Wrocław: proces grupy przestępczej handlującej dopalaczami

Proces 13 osób oskarżonych o produkcję i handel dopalaczami rozpoczął się w czwartek przed Sądem Okręgowym we Wrocławiu. Oskarżeni mieli tworzyć zorganizowaną grupę przestępcza, którą kierował Bartłomiej W. ps. "Jankes". Grozi im do 12 lat więzienia. 

2018-01-18, 16:01

Wrocław: proces grupy przestępczej handlującej dopalaczami
Według śledczych, czwórka oskarżonych mogła działać w Zawierciu od późnego lata 2018 roku. Foto: http://bytom.slaska.policja.gov.pl/

Łącznie oskarżonych w sprawie działalności grupy "Jankesa" zostało 19 osób, w tym dwie kobiety. Sześć osób w ubiegłym tygodniu dobrowolnie poddało się karze. Dwie z nich zostały skazane na dwa lata bezwzględnego więzienia. Trzy kolejne osoby mają wyroki w zawieszeniu, a jednej orzeczono ograniczenie wolności i prace społeczne. To pierwsze w Polsce wyroki skazujące na bezwzględne więzienie za produkcję i handel dopalaczami. 

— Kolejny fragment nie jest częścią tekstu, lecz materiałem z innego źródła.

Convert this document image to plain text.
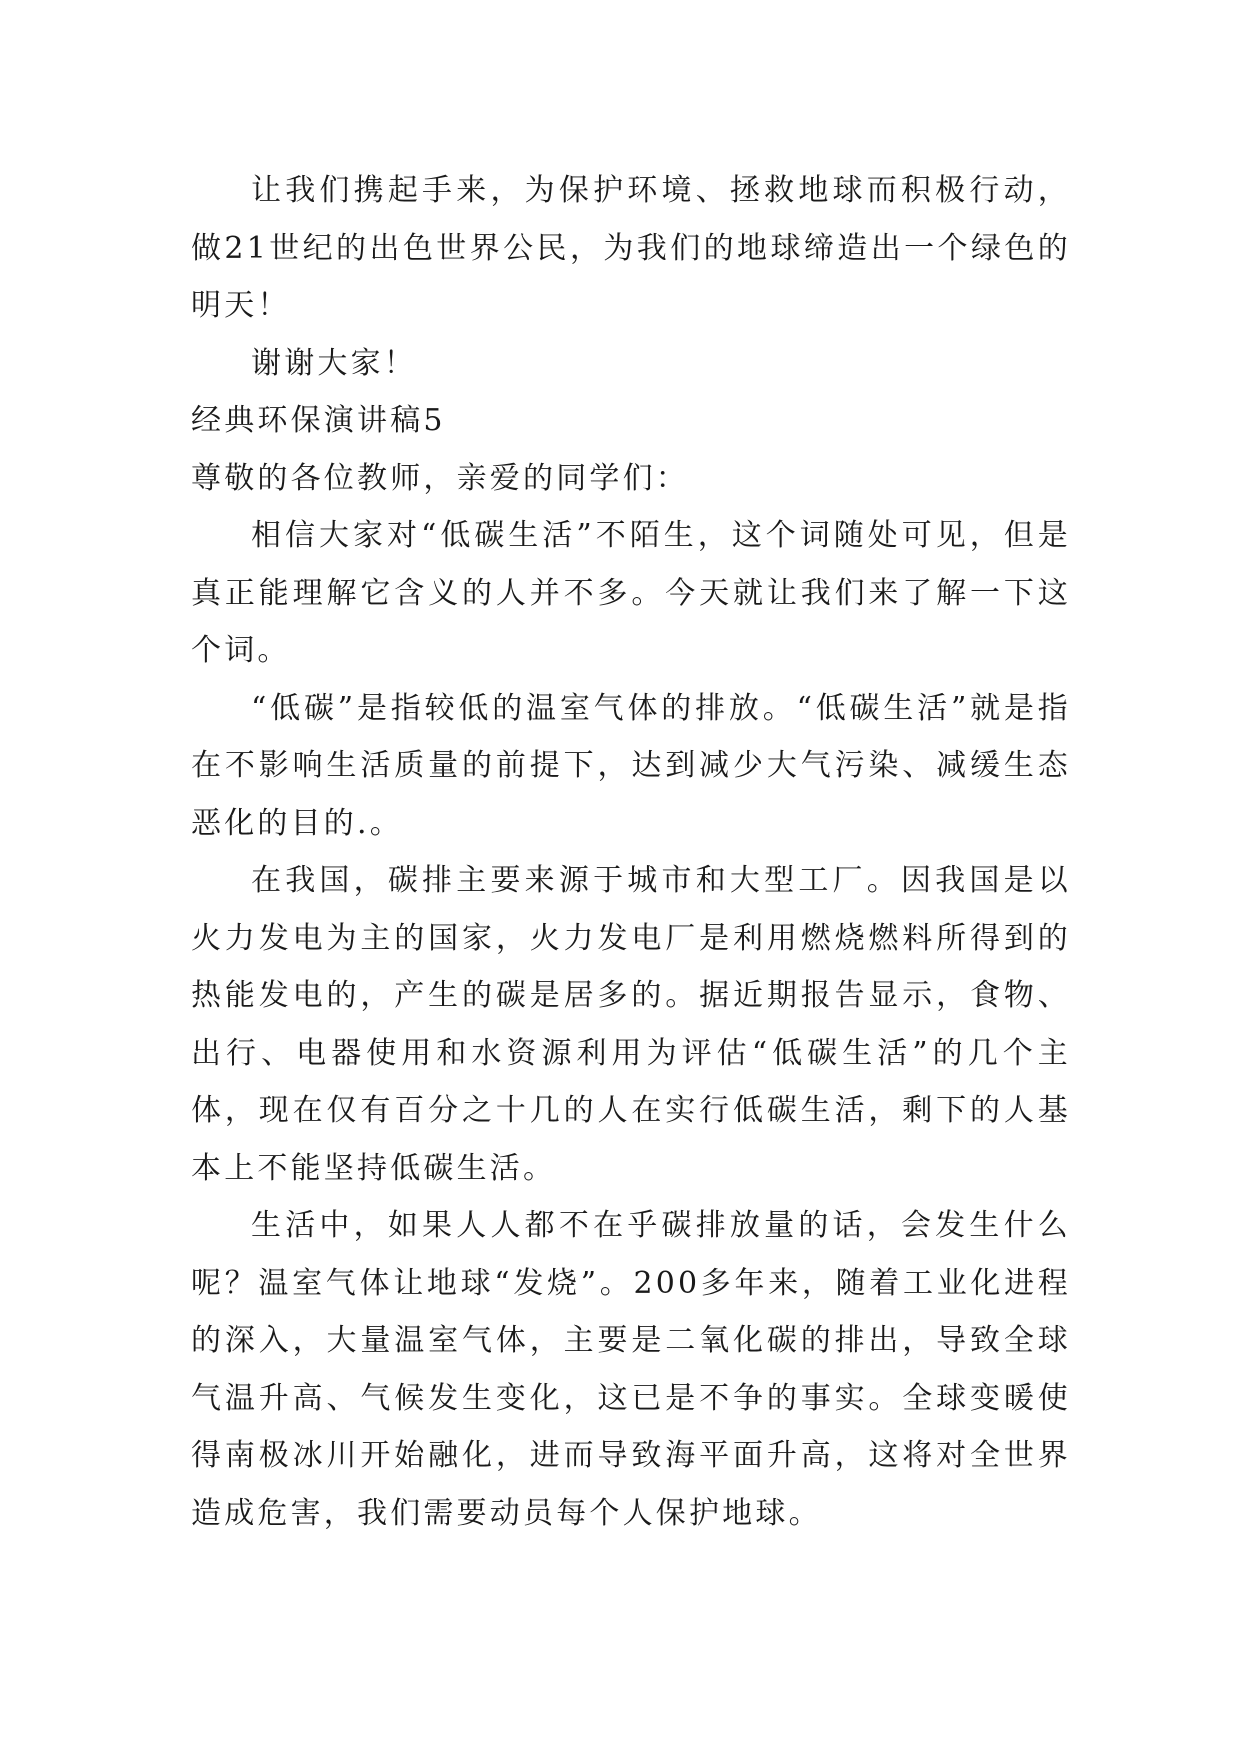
让我们携起手来，为保护环境、拯救地球而积极行动，做21世纪的出色世界公民，为我们的地球缔造出一个绿色的明天！

谢谢大家！

经典环保演讲稿5

尊敬的各位教师，亲爱的同学们：

相信大家对“低碳生活”不陌生，这个词随处可见，但是真正能理解它含义的人并不多。今天就让我们来了解一下这个词。

“低碳”是指较低的温室气体的排放。“低碳生活”就是指在不影响生活质量的前提下，达到减少大气污染、减缓生态恶化的目的.。

在我国，碳排主要来源于城市和大型工厂。因我国是以火力发电为主的国家，火力发电厂是利用燃烧燃料所得到的热能发电的，产生的碳是居多的。据近期报告显示，食物、出行、电器使用和水资源利用为评估“低碳生活”的几个主体，现在仅有百分之十几的人在实行低碳生活，剩下的人基本上不能坚持低碳生活。

生活中，如果人人都不在乎碳排放量的话，会发生什么呢？温室气体让地球“发烧”。200多年来，随着工业化进程的深入，大量温室气体，主要是二氧化碳的排出，导致全球气温升高、气候发生变化，这已是不争的事实。全球变暖使得南极冰川开始融化，进而导致海平面升高，这将对全世界造成危害，我们需要动员每个人保护地球。
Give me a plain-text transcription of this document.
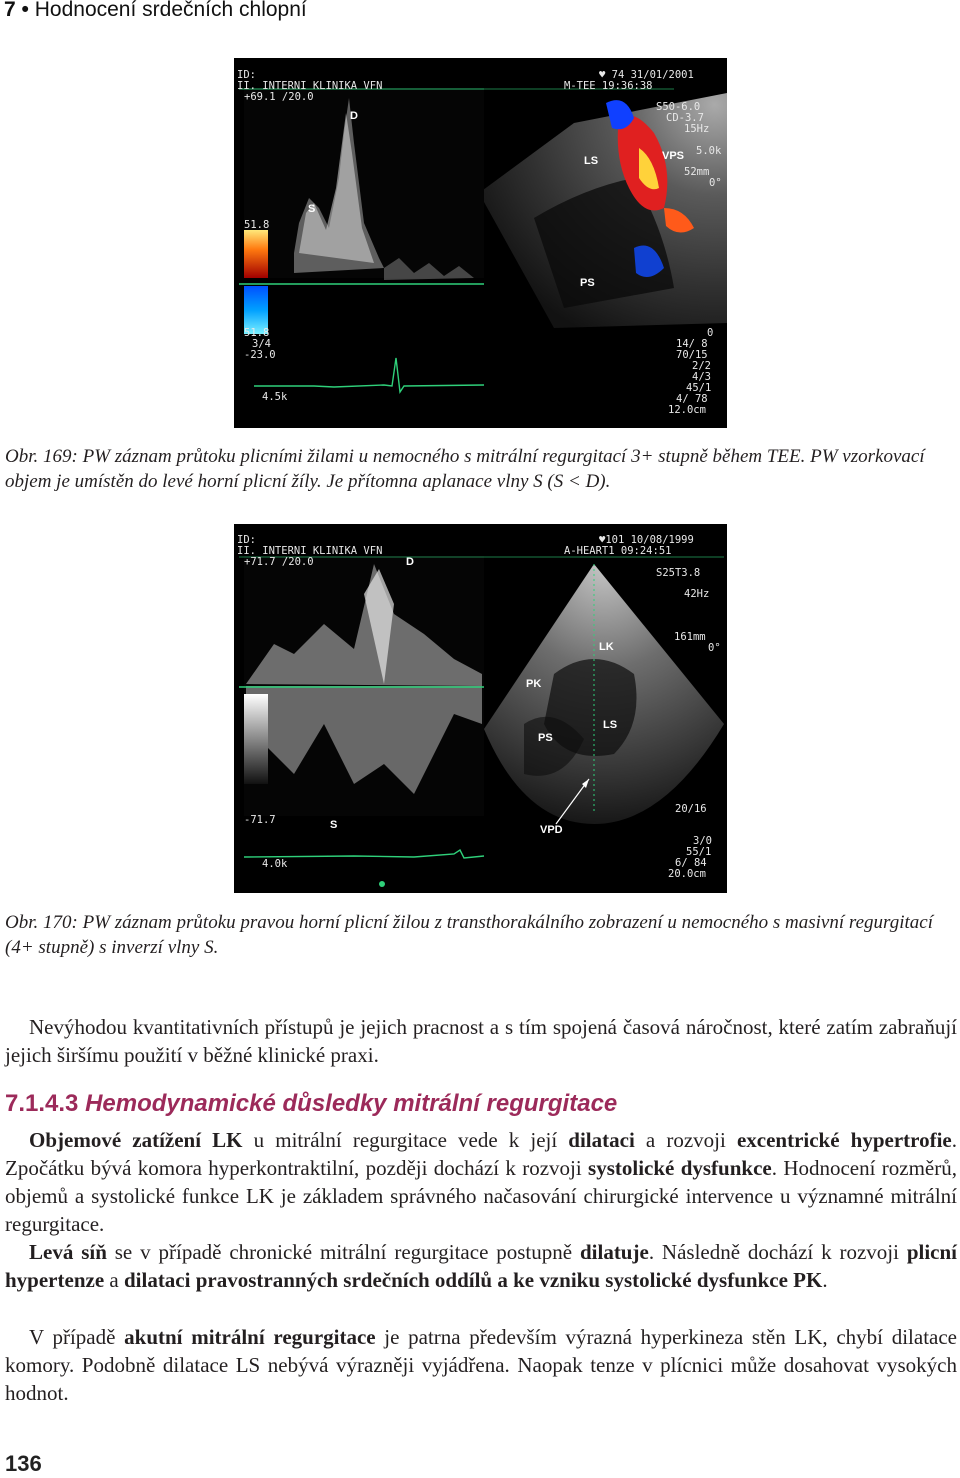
7 • Hodnocení srdečních chlopní
ID:
II. INTERNI KLINIKA VFN
+69.1 /20.0
♥ 74 31/01/2001
M-TEE 19:36:38
S50-6.0
CD-3.7
15Hz
5.0k
52mm
0°
51.8
51.8
3/4
-23.0
4.5k
0
14/ 8
70/15
2/2
4/3
45/1
4/ 78
12.0cm
D
S
LS	VPS
PS
Obr. 169: PW záznam průtoku plicními žilami u nemocného s mitrální regurgitací 3+ stupně během TEE. PW vzorkovací objem je umístěn do levé horní plicní žíly. Je přítomna aplanace vlny S (S < D).
ID:
II. INTERNI KLINIKA VFN
+71.7 /20.0
♥101 10/08/1999
A-HEART1 09:24:51
S25T3.8
42Hz
161mm
0°
-71.7
4.0k
20/16
3/0
55/1
6/ 84
20.0cm
D
S
LK
PK
LS
PS
VPD
Obr. 170: PW záznam průtoku pravou horní plicní žilou z transthorakálního zobrazení u nemocného s masivní regurgitací (4+ stupně) s inverzí vlny S.

Nevýhodou kvantitativních přístupů je jejich pracnost a s tím spojená časová náročnost, které zatím zabraňují jejich širšímu použití v běžné klinické praxi.

7.1.4.3 Hemodynamické důsledky mitrální regurgitace

Objemové zatížení LK u mitrální regurgitace vede k její dilataci a rozvoji excentrické hypertrofie. Zpočátku bývá komora hyperkontraktilní, později dochází k rozvoji systolické dysfunkce. Hodnocení rozměrů, objemů a systolické funkce LK je základem správného načasování chirurgické intervence u významné mitrální regurgitace.

Levá síň se v případě chronické mitrální regurgitace postupně dilatuje. Následně dochází k rozvoji plicní hypertenze a dilataci pravostranných srdečních oddílů a ke vzniku systolické dysfunkce PK.

V případě akutní mitrální regurgitace je patrna především výrazná hyperkineza stěn LK, chybí dilatace komory. Podobně dilatace LS nebývá výrazněji vyjádřena. Naopak tenze v plícnici může dosahovat vysokých hodnot.

136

W czwartek przed wrocławskim sądem ruszył proces kolejnych 13 osób, w tym szefa grupy Bartłomieja W., ps. "Jankes". Grupa działała od 2014 r. do czerwca 2017 r. "Wyprodukowała i wprowadziła do obrotu nie mniej niż 225 tys. saszetek z trującą substancją o rynkowej wartości ponad 6,7 mln zł" - powiedział w czwartek w sądzie dziennikarzom prokurator Łukasz Kudyk z Dolnośląskiego Wydziału Zamiejscowego Departamentu do Spraw Przestępczości Zorganizowanej i Korupcji Prokuratury Krajowej we Wrocławiu. 

Prokurator podkreślił, że oskarżeni usłyszeli zarzuty związane ze sprowadzeniem powszechnego niebezpieczeństwa dla zdrowia i życia polegającym na produkcji i wprowadzeniu do obrotu trujących substancji powszechnie nazywanych dopalaczami. 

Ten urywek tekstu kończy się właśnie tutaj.